In dieser Tradition konnte sich die Quirinusgilde nahezu 300 Jahre fortentwickeln und zum Nutzen des Dorfes wirken. Im Jahr 1937 endete diese Vereinsgeschichte vorerst jäh mit der seinerzeitigen Weigerung der Gilde, sich den für alle Schützenvereine geltenden Militär-Statuten des dritten Reiches unterzuordnen. Diese Weigerung führte unmittelbar zum Verbot des Vereins, zum Einzug und zur Vernichtung aller Unterlagen und Schriftstücke sowie zur Beschlagnahmung des gesamten Vereinsvermögens – es gab nichts mehr! So blieb es über 13 Jahre, auch über das Ende der Nazizeit hinaus bis ins Jahr 1950.
In diesem Jahr ergriffen die vier ehemaligen Gildenmitglieder Matthias Jeuken, Albert Lenz, Peter Tebartz und Peter Wustmans, die seinerzeit auch Ämter im Twistedener Kirchenvorstand begleiteten, die Initiative zur Wiedergründung. Entsprechend den mündlich überlieferten alten Statuten galt es, eine neue Satzung entsprechend den alten Traditionen zu formulieren und Männer im Dorf für die Mitwirkung im Verein zu gewinnen. In diese Zeit der Wiedergründung fiel auch der Bau der Quirinuskapelle am Hoensbergweg – als sichtbares Zeichen der Fortführung der überlieferten Ideale.
Damals wie heute spielt für den Verein soziales Wirken eine zentrale Rolle, heute primär durch die Gewährung unterschiedlicher regelmäßigen Spenden, sei es als Zuwendung z.B. zum Ferienlager der DJK oder in der Unterstützung der Twistedener Gemeinde-Caritas oder in anderer Form. Das religiöse und kirchliche Leben im Dorf unterstützt die Quirinusgilde durch die Übernahme unterschiedlicher Ämter bei sonntäglichen oder werktäglichen Messfeiern, bei Begräbnissen und bei besonderen Festtagen mit Prozessionen. Bei all diesem Engagement dürfen im Verein die Geselligkeit und das kulturelle Angebot nicht zu kurz kommen. Winter- und ein Sommerfest, oft unter Mitwirkung des Twistedener Musikvereins, sind die jährlichen geselligen Höhepunkte. Eine jährliche mehrtägige Flugreise im Frühjahr bringen verwandte oder fremde Kulturen näher und die traditionelle Tagesfahrt im Sommer lassen den Blick in die nahe oder weitere Umgebung richten.
Der derzeit aus mehr als 40 teils langjährigen Mitgliedern bestehende Verein wird laut Satzung von einem fünfköpfigen Vorstand geleitet. Neben dem Vorsitzenden Franz Wustmans sind dies sein Stellvertreter Johannes Tebartz van Elst, Schriftführer Bardo Jensch, Kassenwart Karl Ambrosius und als Beisitzer Josef Gerritzma.
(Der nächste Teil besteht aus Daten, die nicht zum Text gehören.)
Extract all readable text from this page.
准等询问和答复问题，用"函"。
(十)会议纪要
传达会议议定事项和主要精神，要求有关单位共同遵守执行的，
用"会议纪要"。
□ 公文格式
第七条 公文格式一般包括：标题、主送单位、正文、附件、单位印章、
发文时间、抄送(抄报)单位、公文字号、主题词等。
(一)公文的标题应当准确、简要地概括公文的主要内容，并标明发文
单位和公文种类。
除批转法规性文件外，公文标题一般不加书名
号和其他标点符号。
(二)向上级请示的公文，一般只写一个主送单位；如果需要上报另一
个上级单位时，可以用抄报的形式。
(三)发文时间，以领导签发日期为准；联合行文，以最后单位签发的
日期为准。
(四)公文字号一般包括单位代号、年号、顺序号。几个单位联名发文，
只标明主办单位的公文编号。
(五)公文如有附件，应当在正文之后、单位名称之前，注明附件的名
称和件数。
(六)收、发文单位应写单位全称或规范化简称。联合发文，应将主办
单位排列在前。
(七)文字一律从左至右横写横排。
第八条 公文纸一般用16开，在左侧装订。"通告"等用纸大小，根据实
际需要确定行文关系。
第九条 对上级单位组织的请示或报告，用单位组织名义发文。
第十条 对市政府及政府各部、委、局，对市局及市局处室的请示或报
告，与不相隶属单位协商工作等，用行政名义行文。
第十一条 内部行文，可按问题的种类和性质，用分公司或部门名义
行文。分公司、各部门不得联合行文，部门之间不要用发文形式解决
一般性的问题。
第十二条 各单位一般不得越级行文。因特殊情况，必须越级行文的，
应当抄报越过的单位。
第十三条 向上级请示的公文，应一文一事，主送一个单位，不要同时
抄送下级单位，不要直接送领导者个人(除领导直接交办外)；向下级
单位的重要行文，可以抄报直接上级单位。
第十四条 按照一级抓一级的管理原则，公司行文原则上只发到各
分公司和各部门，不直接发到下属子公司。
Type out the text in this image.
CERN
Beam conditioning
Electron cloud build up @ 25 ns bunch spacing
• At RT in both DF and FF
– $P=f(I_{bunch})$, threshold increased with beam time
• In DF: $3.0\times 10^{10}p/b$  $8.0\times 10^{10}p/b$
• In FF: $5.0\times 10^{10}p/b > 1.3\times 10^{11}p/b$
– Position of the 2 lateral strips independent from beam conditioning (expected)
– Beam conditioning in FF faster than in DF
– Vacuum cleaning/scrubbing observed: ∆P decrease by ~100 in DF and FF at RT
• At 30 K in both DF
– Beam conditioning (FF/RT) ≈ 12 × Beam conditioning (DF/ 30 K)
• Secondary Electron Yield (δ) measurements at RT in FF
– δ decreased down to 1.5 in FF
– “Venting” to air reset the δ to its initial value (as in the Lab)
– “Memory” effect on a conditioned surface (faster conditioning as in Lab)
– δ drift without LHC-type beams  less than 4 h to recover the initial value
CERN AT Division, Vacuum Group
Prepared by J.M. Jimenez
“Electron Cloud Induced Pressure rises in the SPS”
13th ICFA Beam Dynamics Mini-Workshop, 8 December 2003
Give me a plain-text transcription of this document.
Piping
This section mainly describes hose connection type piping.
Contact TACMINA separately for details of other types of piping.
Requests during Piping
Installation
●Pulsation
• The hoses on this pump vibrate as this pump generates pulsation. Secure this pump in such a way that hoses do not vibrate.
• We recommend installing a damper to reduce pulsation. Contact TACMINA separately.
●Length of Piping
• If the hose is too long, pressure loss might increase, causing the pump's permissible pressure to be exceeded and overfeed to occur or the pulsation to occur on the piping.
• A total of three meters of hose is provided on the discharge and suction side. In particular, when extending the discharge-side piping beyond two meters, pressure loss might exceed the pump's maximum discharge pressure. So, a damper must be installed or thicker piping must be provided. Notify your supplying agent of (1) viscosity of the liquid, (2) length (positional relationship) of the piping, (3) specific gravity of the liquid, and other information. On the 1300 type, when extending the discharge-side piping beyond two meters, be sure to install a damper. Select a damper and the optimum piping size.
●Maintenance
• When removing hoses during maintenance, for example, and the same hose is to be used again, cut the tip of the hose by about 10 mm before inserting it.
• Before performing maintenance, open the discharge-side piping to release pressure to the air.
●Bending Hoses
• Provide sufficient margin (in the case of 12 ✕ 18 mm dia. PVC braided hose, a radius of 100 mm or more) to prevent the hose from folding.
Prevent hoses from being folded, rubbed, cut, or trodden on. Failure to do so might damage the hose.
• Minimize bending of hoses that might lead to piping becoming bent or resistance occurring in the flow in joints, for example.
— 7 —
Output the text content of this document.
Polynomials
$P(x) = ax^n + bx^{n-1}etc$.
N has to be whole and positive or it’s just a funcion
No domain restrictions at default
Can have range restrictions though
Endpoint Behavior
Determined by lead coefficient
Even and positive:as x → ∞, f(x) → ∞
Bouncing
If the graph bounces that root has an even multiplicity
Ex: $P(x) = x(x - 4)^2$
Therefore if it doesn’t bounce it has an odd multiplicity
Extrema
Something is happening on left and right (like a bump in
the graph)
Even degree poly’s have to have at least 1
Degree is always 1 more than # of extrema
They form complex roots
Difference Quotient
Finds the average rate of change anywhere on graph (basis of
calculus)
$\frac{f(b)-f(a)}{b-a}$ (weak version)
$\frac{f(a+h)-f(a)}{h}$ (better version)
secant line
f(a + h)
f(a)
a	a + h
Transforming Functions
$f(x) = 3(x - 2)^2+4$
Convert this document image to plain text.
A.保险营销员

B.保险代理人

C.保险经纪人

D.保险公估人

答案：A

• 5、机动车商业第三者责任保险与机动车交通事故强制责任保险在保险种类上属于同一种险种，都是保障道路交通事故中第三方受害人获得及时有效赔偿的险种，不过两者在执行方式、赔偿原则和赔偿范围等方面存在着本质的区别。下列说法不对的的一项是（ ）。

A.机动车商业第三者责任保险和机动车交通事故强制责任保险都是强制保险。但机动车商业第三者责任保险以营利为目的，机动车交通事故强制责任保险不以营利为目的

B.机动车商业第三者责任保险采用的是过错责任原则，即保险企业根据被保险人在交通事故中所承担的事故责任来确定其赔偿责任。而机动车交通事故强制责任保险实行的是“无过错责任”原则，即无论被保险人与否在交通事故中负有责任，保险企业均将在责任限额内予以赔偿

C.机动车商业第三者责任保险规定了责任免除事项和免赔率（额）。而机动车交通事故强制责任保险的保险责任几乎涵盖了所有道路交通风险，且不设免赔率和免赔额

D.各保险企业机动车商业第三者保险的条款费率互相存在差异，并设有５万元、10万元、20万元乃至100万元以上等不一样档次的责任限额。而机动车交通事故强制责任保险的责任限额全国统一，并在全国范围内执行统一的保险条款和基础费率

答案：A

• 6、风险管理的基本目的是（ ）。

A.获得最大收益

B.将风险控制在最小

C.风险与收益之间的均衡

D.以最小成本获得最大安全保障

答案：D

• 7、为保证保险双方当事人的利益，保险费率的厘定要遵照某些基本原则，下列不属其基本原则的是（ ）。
Mit zwei Veranstaltungen will die Quirinusgilde ihrem Vereinsjubiläum den Rahmen geben: Zunächst wird am 21. Oktober in die Vergangenheit des Gründungsjahres zurückgeblickt: „VIVAT PAX – Das Historienspiel zum Westfälischen Frieden von 1648“ so heißt an diesem Tag in Münster die Veranstaltung, die den Vereinsmitgliedern unter freiem Himmel einen lebendigen Eindruck über die Zeit der Gründung der Gilde geben wird.
Im November möchte der Verein sein 375-jähriges Jubiläum zusammen mit der Twistedener Bevölkerung und den Vereinen des Dorfes feiern. Dazu wird es am 17. November in der Twistedener Pfarrkirche ein Jubiläumskonzert mit der Gruppe „Motus“ geben, verbunden mit einem anschließenden Umtrunk im Pfarrheim.